Il dono del Papa all’Angelus
Dopo la Santa Messa il Papa si è affacciato alla finestra dell’Angelus ed ha fatto un dono a tutti i fedeli riuniti in Piazza San Pietro: “E parlando di doni, anche io ho pensato di farvi un piccolo dono… mancano i cammelli, ma vi darò il dono. Il libretto Icone di misericordia. Il dono di Dio è Gesù, misericordia del Padre; e per questo, per ricordare questo dono di Dio, vi darò questo dono che vi verrà distribuito dai poveri, dai senzatetto e dai profughi insieme a molti volontari e religiosi che saluto cordialmente e ringrazio di vero cuore”.
Alle trecento persone che hanno distribuito le oltre cinquantamila copie del libretto sono stati poi offerti un tramezzino ed una bevanda.
Le luci intermittenti e la luce di Gesù
I magi scelsero di farsi guidare dalla stella di Gesù. Anche nella nostra vita ci sono diverse stelle, “luci che brillano e orientano”. Sta a noi scegliere quali seguire. “Per esempio, ci sono luci intermittenti, che vanno e vengono, come le piccole soddisfazioni della vita: anche se buone, non bastano, perché durano poco e non lasciano la pace che cerchiamo”. Ci sono poi le luci abbaglianti della ribalta, dei soldi e del successo, che “promettono tutto e subito”: sono seducenti, ma con la loro forza “accecano e fanno passare dai sogni di gloria al buio più fitto”. I Magi, invece, invitano a seguire una luce stabile, una luce gentile, che non tramonta, perché non è di questo mondo: “viene dal cielo e splende… dove? Nel cuore!”. Questa luce vera è la luce del Signore, o meglio, è il Signore stesso. Egli è la nostra luce: “una luce che non abbaglia, ma accompagna e dona una gioia unica”. Perché dove c’è Dio c’è gioia.
L’incoraggiamento di Francesco
Chi ha incontrato Gesù ha sperimentato il miracolo della luce “che squarcia le tenebre” e conosce questa luce che “illumina e rischiara”. “Vorrei, con tanto rispetto, invitare tutti a non avere paura di questa luce e ad aprirsi al Signore. Soprattutto vorrei dire a chi ha perso la forza di cercare, è stanco, a chi, sovrastato dalle oscurità della vita, ha spento il desiderio: alzati, coraggio, la luce di Gesù sa vincere le tenebre più oscure; alzati, coraggio!”.

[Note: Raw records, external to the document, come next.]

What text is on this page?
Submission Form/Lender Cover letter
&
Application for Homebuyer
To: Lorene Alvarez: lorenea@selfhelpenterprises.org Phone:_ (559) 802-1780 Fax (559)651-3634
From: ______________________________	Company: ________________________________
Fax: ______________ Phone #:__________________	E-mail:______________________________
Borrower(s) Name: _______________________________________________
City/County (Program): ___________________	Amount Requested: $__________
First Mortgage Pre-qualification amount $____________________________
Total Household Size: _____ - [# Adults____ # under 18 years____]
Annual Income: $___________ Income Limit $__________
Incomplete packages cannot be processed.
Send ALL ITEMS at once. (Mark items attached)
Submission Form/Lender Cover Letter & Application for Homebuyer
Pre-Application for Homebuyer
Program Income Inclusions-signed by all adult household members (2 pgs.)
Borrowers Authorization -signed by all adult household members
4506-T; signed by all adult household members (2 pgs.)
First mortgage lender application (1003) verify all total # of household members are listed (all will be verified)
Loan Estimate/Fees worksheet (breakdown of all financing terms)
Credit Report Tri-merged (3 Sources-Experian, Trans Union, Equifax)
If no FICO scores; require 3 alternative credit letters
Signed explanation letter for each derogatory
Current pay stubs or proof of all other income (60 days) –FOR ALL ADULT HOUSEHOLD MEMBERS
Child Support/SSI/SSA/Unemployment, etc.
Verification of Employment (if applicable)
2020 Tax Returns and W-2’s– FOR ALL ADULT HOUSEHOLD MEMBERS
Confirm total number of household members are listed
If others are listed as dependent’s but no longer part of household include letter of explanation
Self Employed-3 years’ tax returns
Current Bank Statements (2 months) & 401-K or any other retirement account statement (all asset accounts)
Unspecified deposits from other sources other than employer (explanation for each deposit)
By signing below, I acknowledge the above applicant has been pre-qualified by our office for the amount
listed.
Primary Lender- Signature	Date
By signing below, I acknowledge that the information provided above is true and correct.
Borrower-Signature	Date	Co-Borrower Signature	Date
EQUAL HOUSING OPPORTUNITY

“Vi auguro - ha concluso - un anno di giustizia, di perdono, di serenità ma soprattutto un anno di misericordia. Vi aiuterà leggere questo libro: è tascabile, potete portarlo con voi. Per favore, non vi scordate di farmi anche voi il dono della vostra preghiera. Il Signore vi benedica. Buona festa, buon pranzo e arrivederci!”.